В 1947 году «гостиницу» приспособили под жильё семей офицеров и вольнонаёмных служащих Суворовского училища, и она зажило новой жизнью. Дом наполнился детскими голосами, жужжанием примусов и чадом от вечно сбегавшего молока, пока мамаша в очередной раз бегала по соседям в поисках пропавшего ребёнка. Для всех хозяек места на кухне не хватило, поэтому примуса, керосинки и керогазы заполонили вечно тёмный коридор. С электрическим светом в 1947-48 годах тут вообще творились непонятные, на первый взгляд, вещи – он исчезал каждый вечер с завидной регулярностью, после чего мужская часть обитателей «гостиницы» собиралась в коридоре возле большого мраморного электрощита и при свете лучин пыталась выяснить, какая «пробка вылетела» на этот раз. Выяснив этот непростой вопрос методом «тыка», умельцы накручивали на «пробку» новый «жучок» взамен сгоревшего, после чего вновь появлялся свет. Никакого, конечно, секрета в исчезновении электротока не было. Ни электропроводка, ни предохранители не были рассчитаны на нагрузки, вызванные семейными жильцами, которые начали активно пользоваться электроплитками, электрочайниками и электроутюгами.

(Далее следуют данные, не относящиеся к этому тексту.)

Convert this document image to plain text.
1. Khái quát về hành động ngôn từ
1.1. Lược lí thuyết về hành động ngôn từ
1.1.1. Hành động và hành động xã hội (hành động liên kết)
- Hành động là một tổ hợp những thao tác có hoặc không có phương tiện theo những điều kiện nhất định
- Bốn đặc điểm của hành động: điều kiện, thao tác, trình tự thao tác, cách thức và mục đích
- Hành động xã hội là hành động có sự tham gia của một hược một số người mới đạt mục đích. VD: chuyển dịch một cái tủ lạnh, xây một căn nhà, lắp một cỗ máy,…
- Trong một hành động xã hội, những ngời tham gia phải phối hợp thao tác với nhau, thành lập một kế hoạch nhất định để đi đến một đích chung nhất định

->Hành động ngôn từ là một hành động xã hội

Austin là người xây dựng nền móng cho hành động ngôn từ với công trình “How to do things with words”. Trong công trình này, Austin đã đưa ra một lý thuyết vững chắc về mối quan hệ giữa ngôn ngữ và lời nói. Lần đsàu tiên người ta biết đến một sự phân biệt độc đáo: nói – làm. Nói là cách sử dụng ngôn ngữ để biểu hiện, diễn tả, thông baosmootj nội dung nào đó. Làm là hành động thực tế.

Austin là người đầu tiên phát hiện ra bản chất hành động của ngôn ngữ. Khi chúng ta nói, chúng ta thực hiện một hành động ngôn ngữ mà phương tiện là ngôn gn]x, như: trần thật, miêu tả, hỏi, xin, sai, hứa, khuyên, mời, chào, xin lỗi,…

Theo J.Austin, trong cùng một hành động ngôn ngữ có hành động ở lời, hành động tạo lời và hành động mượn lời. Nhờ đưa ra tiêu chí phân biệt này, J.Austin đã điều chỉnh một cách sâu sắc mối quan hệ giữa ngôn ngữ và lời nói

Ресторан постепенно превратился в буфет, который тоже долго не просуществовал: очевидно, наличие заурядной забегаловки на территории Суворовского училища никак не способствовало укреплению воинской дисциплины. Помещение некоторое время пустовало. В нём изредка устраивали киносеансы для детей с помощью кинопередвижки. Точно помню, что именно там я первый раз смотрел «Дети капитана Гранта» и «Таинственный остров».

Около 1950 года сюда перевели военторговский магазин, располагавшийся до того в тесноватом помещении на первом этаже в первом подъезде дома № 6. Новый торговый зал магазина отремонтировали, после чего панели засверкали модной тогда раскраской «под дуб». Тогда же устроили вход с улицы, который существует по сей день. Это был едва ли не единственный магазин на всю округу, торговавший не только продуктами, но и промтоварами – одеждой, обувью, галантереей и канцелярской мелочью.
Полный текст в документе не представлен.